だが、心は羽のように軽く、心臓の動悸が収まらない。
「落ち着け……!」
シルヴァに知られてみろ!?またいじられる!そんなわけにはいかないと、ふうと息を整えながら孤児院を見る。明かりが消えた孤児院はまるで廃墟のようだった。
「……ん?」
しかし、まだ寝る時間には早い。何かおかしいと思ったその時だった。
「きゃあっ」
遠くでガストの悲鳴が聞こえる。
「!?」
木剣を掴み、声の方へ走る。何かまずい事が起きている。直感でそう感じたソウルは中庭へ向かった。
中庭に出ると、そこには見知らぬ背の高い男が立っている。
髪は重力を無視したように逆立ち、サングラスをかけていて顔はよく分からない。
ベルトにはジャラジャラした鉄製のドクロを模したアクセサリーがついており怪しい雰囲気をさらに不気味なものにしていた。
「おや?まだガキがいたのかな?」
男はネチネチとした蛇のような口調で告げる。
「離してっ」
そしてガストがその腕の中で暴れているのが見えた。
その後ろには縛られた孤児院の子どもたち。そして倒れたシルヴァと赤い髪をしたソウルと同じ歳の少年ライがいた。
「っ!みんな!?」
ソウルは状況を飲み込み切れないままに叫ぶ。
襲撃だった。
だが、こんな孤児院に金銭があるとは思わないだろう。だとすれば、この男の目的は何だ?
「狙いは……ガストだな?」
「それを知ってどうするのかな?」
男はにやにやしながら答える。
治療系魔法の才能は貴重だ。
治療の才能は個人のマナの性質に大きく左右される。才能が無いものがいくら修行をしても治療系魔法が使えるようにはならないのだ。
しかも治療魔法のマナを持つ者はとても少ないと聞く。
そのような中でも、ガストは致命傷のような傷も全快するほどの力を持っている。下手をするとガスト1人で第1級騎士団以上の価値があった。
「てめぇ、一体ガストのことをどこから……」
「おやおや、他人の心配をしている暇があるのかい?」
そう言って男はこちらに左手をかざす。
「【ロックジャベリン】」
すると、何も無い空間に鋭くとがった岩の塊が現れ、まるで槍のようにソウルに飛来する。
「っ!?」
ソウルは横に転がりそれを回避した。
ドスンッ
ソウルがさっきまで立っていた場所に岩の槍が突き刺さる。
「おぉ?なかなかやるじゃない」
さらに続けて男はマナを溜め始めた。
「【ロックジャベリン】」
そして次々と岩の槍が現れてはソウルに目掛けて飛来する。
「おおおおおおお!?」
迫る岩槍をソウルは全力で走りながら回避していく。岩槍は孤児院の壁にグサグサと突き刺さり、孤児院を破壊していった。
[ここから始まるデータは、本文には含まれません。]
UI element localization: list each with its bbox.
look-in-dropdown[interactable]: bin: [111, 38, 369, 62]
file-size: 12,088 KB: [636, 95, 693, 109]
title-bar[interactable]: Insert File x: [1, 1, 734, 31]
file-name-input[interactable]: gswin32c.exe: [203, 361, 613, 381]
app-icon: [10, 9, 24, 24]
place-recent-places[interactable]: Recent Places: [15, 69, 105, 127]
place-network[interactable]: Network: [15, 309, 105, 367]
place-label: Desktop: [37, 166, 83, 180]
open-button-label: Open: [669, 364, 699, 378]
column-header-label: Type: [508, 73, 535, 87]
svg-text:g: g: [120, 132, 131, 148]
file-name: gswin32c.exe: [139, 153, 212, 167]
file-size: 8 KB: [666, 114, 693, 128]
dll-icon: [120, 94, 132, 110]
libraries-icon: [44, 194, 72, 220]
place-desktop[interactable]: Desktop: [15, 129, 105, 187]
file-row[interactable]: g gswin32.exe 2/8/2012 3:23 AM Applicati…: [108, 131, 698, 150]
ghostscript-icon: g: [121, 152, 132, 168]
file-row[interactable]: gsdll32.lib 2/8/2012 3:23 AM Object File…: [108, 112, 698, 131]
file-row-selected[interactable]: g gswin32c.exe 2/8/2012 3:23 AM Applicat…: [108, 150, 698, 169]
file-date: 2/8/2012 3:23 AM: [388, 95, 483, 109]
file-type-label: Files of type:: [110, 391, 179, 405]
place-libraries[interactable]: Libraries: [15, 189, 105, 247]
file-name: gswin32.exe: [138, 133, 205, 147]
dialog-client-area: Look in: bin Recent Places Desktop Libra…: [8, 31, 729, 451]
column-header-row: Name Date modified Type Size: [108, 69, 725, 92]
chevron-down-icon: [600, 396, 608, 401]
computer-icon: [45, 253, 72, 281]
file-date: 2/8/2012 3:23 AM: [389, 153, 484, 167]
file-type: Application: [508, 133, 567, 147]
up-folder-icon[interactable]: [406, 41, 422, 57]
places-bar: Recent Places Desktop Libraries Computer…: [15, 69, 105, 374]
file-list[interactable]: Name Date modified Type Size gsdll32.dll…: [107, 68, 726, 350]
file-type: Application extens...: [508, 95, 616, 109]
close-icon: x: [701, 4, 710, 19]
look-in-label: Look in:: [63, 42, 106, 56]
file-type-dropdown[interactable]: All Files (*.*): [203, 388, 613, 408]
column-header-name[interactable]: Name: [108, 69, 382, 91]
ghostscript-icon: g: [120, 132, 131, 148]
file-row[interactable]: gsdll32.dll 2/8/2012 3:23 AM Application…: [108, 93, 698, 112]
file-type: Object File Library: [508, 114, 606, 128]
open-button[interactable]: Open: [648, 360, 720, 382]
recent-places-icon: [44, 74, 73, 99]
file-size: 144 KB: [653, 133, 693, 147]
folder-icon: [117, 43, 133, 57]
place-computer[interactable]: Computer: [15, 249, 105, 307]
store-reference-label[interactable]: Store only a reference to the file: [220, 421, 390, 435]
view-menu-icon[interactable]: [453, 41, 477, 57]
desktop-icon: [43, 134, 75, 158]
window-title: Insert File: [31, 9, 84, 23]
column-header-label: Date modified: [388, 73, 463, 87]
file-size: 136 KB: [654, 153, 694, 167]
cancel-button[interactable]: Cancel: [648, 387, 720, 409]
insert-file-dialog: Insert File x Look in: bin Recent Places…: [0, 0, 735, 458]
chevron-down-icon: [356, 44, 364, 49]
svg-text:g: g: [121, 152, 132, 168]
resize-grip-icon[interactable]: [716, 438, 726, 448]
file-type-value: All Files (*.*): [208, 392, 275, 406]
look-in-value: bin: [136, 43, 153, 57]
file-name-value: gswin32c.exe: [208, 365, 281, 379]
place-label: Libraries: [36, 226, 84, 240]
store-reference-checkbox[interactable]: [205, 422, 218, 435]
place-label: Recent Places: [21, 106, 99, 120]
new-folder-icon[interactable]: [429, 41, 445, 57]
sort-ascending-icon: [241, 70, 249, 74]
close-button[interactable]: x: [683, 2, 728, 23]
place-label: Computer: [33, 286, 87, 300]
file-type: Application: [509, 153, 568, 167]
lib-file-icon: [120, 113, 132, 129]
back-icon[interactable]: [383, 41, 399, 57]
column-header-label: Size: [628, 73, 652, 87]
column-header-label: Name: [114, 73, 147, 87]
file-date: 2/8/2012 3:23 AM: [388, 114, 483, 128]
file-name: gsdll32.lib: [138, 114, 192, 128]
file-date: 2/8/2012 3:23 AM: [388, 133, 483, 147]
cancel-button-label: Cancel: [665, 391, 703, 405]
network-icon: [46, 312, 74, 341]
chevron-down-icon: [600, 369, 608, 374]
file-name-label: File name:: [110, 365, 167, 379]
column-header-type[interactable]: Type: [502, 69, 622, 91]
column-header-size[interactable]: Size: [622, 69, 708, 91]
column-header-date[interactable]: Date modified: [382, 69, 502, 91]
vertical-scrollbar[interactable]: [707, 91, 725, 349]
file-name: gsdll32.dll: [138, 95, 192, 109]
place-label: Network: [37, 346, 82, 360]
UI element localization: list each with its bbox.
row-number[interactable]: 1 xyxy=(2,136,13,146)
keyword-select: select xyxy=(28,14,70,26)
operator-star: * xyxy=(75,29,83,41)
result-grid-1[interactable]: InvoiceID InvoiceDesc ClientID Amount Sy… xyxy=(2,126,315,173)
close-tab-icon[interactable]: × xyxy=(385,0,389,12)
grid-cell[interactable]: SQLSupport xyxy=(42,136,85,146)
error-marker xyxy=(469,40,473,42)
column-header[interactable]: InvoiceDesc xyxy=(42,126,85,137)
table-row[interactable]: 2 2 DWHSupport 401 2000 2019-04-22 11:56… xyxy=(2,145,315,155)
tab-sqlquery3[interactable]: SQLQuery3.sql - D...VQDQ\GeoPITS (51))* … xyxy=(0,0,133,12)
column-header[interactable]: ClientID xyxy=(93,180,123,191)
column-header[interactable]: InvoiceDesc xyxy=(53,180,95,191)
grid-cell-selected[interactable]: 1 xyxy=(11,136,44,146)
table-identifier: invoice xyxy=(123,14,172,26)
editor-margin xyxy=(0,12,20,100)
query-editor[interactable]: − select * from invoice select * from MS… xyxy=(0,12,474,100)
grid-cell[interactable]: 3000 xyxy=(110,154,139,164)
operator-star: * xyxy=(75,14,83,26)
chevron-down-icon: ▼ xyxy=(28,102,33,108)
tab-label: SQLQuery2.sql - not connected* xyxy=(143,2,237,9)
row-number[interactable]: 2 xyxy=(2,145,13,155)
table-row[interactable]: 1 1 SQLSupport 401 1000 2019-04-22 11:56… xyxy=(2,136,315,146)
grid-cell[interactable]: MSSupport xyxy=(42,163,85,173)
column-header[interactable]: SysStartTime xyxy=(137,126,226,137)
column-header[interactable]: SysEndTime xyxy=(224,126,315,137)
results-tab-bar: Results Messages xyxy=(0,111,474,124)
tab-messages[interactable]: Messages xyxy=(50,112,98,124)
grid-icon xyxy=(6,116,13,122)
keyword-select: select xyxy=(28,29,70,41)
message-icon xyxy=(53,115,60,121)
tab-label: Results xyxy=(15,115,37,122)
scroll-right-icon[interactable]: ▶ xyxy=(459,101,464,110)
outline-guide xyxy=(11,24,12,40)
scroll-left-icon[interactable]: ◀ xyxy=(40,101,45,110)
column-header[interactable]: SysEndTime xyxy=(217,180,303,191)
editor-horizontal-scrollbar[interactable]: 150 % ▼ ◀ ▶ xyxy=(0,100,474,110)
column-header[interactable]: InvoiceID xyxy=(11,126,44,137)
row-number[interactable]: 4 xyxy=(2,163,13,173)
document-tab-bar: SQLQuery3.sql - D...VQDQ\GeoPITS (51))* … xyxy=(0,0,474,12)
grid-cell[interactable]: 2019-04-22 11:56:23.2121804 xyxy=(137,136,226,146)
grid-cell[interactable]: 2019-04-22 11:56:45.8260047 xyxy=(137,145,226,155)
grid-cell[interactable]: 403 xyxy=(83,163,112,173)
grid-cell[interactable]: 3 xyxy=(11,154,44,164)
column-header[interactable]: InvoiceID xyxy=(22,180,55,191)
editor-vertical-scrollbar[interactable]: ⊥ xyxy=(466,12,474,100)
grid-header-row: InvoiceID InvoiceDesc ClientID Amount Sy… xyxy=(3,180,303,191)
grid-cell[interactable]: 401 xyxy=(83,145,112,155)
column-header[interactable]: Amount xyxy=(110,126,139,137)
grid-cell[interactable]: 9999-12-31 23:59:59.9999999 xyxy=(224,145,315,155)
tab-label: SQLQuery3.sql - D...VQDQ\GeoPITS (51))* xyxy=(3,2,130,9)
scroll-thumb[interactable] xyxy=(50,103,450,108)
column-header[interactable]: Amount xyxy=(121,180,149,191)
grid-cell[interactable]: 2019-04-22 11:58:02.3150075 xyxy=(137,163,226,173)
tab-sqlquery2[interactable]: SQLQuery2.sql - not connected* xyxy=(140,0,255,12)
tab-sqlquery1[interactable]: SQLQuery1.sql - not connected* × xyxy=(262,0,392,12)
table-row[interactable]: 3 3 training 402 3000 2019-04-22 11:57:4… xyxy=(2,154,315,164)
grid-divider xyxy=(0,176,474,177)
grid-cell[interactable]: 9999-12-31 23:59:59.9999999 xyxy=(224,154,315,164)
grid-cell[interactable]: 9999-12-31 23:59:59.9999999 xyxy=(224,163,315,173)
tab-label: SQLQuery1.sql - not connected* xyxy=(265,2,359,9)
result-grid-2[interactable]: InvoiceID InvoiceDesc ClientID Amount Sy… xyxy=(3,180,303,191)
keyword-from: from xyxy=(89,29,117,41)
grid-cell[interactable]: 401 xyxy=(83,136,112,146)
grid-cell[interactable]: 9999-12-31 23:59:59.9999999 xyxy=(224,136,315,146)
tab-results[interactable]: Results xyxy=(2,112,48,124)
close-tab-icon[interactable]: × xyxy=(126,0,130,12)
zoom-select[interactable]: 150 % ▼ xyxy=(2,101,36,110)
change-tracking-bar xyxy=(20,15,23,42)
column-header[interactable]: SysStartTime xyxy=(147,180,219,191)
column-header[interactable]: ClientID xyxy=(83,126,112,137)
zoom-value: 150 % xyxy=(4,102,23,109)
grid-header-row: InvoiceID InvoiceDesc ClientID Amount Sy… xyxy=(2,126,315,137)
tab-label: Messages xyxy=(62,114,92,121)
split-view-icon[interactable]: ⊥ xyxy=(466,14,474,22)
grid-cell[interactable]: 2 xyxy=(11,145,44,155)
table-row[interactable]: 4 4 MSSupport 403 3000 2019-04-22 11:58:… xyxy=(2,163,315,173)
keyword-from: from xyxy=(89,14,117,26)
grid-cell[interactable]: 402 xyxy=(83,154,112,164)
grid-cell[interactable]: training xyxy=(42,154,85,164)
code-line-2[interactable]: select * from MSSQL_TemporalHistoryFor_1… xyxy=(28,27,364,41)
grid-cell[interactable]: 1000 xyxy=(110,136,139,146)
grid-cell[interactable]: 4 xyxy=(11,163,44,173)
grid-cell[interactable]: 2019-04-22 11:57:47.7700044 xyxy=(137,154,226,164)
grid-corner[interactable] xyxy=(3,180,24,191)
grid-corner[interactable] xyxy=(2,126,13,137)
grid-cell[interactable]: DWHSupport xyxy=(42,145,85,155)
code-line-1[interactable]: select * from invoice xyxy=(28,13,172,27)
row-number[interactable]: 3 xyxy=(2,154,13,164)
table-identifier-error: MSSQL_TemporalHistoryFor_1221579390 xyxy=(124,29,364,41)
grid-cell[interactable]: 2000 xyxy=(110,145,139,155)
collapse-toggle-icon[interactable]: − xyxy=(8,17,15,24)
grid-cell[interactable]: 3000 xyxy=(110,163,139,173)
「あっははは!面白いガキだなぁ。じゃあ、とっておきを見せてやるよぉ」
そう言うと男は手を固く握りしめながら詠唱する。
「くらいつけ、【ロックサーペント】」
そう言うと、男は左手を地面につけた。辺りに軽い地震のような地響きがする。
「な、なんだ?」
ソウルは警戒して男を睨む。
どこからどんな魔法が飛んで来るかわからない。魔法で対抗できないソウルは男の一挙一動も見逃せなかった。
でも、それはあいつも同じことだ。
相手の隙をつき、一気に畳みかける。魔法が使えるライを相手に試合をして何度か成功させたことはある戦法だ。それしかない。
「だめだ、ソウル……」
その時、倒れたライが掠れた声をあげる。
「下だ……!」
「下!?」
ソウルが下を見るとミシィっと音を立てて地面が割れた。
「もう遅いよ?」
ドンッ
男の声が聞こえたかと思うと同時に体を鈍い衝撃が走り、視界が真っ暗になった。